Title: The Two-Faced Queen
Series: The Legacy of the Mercenary Kings #2
Author: Nick Martell
Summary: In a world where memory is the coin that pays for magic, Michael knows something is there in the hot white emptiness of his mind. Branded a traitor as a child because of the murder of the king’s nine-year-old son, by his father, ten years later he lives a hardscrabble life, with his sister Gwen, performing crimes with his friends against minor royals in a weak attempt at striking back at the world that rejects him and his family.
Score: ★★★1/2☆☆
Review:A solid second book in the series. There was a great deal of plot points hints, discussed, and introduced in the story; although I do feel like it spent a lot of time on some things that extended the story where it could have be shorter, and where there was much more to learn it kept it short and less explained.
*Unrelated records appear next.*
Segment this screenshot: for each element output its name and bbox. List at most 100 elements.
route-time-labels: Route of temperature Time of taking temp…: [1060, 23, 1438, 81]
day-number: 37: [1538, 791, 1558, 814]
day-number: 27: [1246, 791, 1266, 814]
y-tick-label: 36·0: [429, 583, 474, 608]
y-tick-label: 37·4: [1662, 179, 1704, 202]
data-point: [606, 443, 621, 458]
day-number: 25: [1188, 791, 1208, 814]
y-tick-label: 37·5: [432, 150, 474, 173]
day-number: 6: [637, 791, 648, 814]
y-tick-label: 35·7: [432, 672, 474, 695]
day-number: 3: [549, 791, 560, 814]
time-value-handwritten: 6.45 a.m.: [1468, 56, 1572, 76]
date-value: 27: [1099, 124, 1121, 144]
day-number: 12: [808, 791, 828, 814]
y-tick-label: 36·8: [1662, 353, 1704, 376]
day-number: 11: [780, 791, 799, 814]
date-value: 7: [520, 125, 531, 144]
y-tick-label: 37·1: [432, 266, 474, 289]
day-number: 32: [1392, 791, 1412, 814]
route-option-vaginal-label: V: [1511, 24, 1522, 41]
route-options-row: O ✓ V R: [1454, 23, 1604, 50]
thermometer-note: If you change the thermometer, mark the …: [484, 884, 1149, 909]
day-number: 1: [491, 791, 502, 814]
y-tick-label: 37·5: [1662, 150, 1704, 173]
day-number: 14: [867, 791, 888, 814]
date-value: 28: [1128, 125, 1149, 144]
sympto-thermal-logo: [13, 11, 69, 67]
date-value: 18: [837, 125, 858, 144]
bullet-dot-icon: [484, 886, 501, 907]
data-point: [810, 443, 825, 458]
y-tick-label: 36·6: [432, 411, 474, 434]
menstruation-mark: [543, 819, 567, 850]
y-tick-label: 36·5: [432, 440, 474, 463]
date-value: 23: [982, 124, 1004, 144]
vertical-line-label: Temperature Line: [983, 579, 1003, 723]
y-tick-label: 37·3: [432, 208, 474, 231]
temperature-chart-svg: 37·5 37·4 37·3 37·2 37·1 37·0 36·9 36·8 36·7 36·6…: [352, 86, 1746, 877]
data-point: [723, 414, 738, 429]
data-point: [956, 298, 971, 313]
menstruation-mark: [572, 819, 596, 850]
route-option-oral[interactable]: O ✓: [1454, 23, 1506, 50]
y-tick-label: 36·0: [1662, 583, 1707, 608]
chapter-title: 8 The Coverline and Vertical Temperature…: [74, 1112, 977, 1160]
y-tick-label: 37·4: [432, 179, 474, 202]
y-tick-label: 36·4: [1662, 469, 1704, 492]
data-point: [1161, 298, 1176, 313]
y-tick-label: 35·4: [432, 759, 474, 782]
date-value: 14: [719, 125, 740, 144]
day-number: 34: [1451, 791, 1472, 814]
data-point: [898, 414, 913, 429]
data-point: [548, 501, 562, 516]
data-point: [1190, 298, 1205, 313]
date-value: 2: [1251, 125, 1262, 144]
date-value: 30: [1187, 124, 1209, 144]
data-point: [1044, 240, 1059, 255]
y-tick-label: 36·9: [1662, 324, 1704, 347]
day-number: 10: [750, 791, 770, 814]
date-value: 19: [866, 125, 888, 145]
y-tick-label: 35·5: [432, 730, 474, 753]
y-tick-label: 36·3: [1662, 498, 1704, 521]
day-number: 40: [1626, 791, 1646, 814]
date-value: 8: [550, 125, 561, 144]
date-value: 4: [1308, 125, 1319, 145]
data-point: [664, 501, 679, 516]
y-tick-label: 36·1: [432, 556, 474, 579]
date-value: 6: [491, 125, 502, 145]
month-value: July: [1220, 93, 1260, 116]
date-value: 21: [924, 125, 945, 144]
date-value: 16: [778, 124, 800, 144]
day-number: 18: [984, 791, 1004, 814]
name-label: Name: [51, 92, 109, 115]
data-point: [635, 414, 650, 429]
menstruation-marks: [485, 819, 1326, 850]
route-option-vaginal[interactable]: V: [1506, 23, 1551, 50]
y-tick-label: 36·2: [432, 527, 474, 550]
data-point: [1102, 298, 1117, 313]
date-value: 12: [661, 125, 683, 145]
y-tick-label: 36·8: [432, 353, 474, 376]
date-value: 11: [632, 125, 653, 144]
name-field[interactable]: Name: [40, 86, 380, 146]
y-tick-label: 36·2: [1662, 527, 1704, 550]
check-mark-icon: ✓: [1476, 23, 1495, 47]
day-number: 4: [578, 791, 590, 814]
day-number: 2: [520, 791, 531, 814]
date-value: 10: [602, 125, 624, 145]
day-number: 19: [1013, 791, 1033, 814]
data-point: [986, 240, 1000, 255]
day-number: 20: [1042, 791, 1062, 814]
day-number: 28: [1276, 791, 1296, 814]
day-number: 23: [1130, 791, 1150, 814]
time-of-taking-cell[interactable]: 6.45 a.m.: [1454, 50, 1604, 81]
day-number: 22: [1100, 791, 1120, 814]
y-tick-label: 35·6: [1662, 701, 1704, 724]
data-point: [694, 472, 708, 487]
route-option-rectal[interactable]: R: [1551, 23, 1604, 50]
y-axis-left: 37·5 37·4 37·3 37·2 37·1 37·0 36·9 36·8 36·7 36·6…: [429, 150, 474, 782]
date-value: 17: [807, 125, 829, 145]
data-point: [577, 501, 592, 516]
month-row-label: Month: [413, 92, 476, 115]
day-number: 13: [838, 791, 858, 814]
As for the main character cast, despite it being a huge group of characters, I feel the author actually did a great job at spacing and caring for the characters personal stories but at the same time, that's what I think prolonged the story in parts, since things were spaced out it was easy to forget some important information, which in a world where you lose your memories for using magic, I felt just as lost as our MC haha. I wish some more time was spent on the overall magic systems as there are so many, which is great dintnget me wrong; and a few recaps of the main plot alongside the arcs would be nice. But as a second book in a series, it usually is the infodump book so I won't score it hard for that reason. Overall, I think there was just so much, some things just got cut to what could have been a whole other book. This series gives off the vibes of Mistborn (so if you're a fan, you'll enjoy the series so far) --- {not spolier but even still just in case} I also wish a certain reconciliation played out better as it seemed quick with not much reasoning given the constant due hatred, meanwhile another was given a lot of time and reasoning.